L’association accompagne également les événements dans leur transition écologique, à l’image des éditions 2016 à 2018 du High Five Festival. Au-delà de tenir un stand de sensibilisation, Mountain Riders a surtout aidé les organisateurs de ce rassemblement consacré au ski dans la rédaction d’une charte éco-responsable, le but de ce document étant d’engager toutes les parties prenantes dans cette démarche (exposants, visiteurs, partenaires)

© Photo : Mountain Riders

Sports de montagne, les bons gestes à adopter

Ce dernier point nous amène à poser une question à Camille Rey-Gorrez : quels sont les impacts de la pratique sportive en montagne ?

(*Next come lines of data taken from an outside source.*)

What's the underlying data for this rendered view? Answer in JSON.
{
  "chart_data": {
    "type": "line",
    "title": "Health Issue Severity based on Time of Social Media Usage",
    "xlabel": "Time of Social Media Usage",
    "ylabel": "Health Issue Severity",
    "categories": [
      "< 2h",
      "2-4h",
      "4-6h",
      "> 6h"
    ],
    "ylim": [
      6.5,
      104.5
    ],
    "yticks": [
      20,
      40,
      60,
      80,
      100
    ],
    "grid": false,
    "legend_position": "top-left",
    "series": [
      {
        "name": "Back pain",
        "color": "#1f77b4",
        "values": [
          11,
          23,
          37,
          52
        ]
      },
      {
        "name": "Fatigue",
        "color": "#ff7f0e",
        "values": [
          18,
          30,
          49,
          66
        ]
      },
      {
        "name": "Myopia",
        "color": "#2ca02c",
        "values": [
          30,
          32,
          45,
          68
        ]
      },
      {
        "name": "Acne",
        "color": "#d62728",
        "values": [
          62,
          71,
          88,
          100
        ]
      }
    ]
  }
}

« On a tendance à croire, à tort, que c’est essentiellement le ski alpin qui génère le plus d’émissions de gaz à effet de serre en milieu montagnard » nous répond-elle. En réalité, il s’avère que ce sont les transports qui ont un très fort impact sur l’environnement (60% des émissions de GES dans les stations). Ainsi, une personne habitant à proximité d’une station de ski polluera bien plus via une pratique régulière en solitaire comparé à une famille parisienne qui vient passer une semaine de vacances. Dans ce cas, leur voiture sera chargée et elle ne sera que très peu – voire pas du tout – utilisée une fois sur place.

Mais alors, quels sont les bons gestes à avoir pour un sport éco-responsable ? Que ce soit en hiver ou en été, 4 bons réflexes sont à adopter pour aller se dépenser en montagne.

Il y a d’abord les transports. Outre les transports en commun, d’autres solutions existent à l’image des plateformes de covoiturage ou des réseaux d’auto-stoppeurs. Il vaut mieux une voiture remplie par 4 personnes que 4 véhicules avec 1 seule personne dedans.

Il y a ensuite le respect de la faune et de la flore. À pied, en VTT, en skis de randonnée ou encore en raquettes, sortir des pistes ou des sentiers balisés peut nuire fortement à la faune et la flore environnantes, souvent très fragiles. Il est donc fortement conseillé de se renseigner auprès de l’Office du Tourisme en amont de sa sortie et de bien respecter les consignes données.

La gestion des déchets est un autre point important ! Avant de faire son sac, il est nécessaire de prendre en compte que l’on doit se gérer en autonomie (absence de poubelle et de toilettes). Comment réduire au maximum ses déchets ? Comment les transporter pour les ramener ensuite ? Ce sont le genre de questions à se poser impérativement au moment des préparatifs.

Enfin, le matériel. Pour le neuf, l’écoconception reste la meilleure solution mais  il est désormais essentiel de penser “durable”. Dans ce cas, le « seconde main » tire son épingle du jeu en alliant réemploi et économies. De nombreuses initiatives existent à l’image des recycleries sportives.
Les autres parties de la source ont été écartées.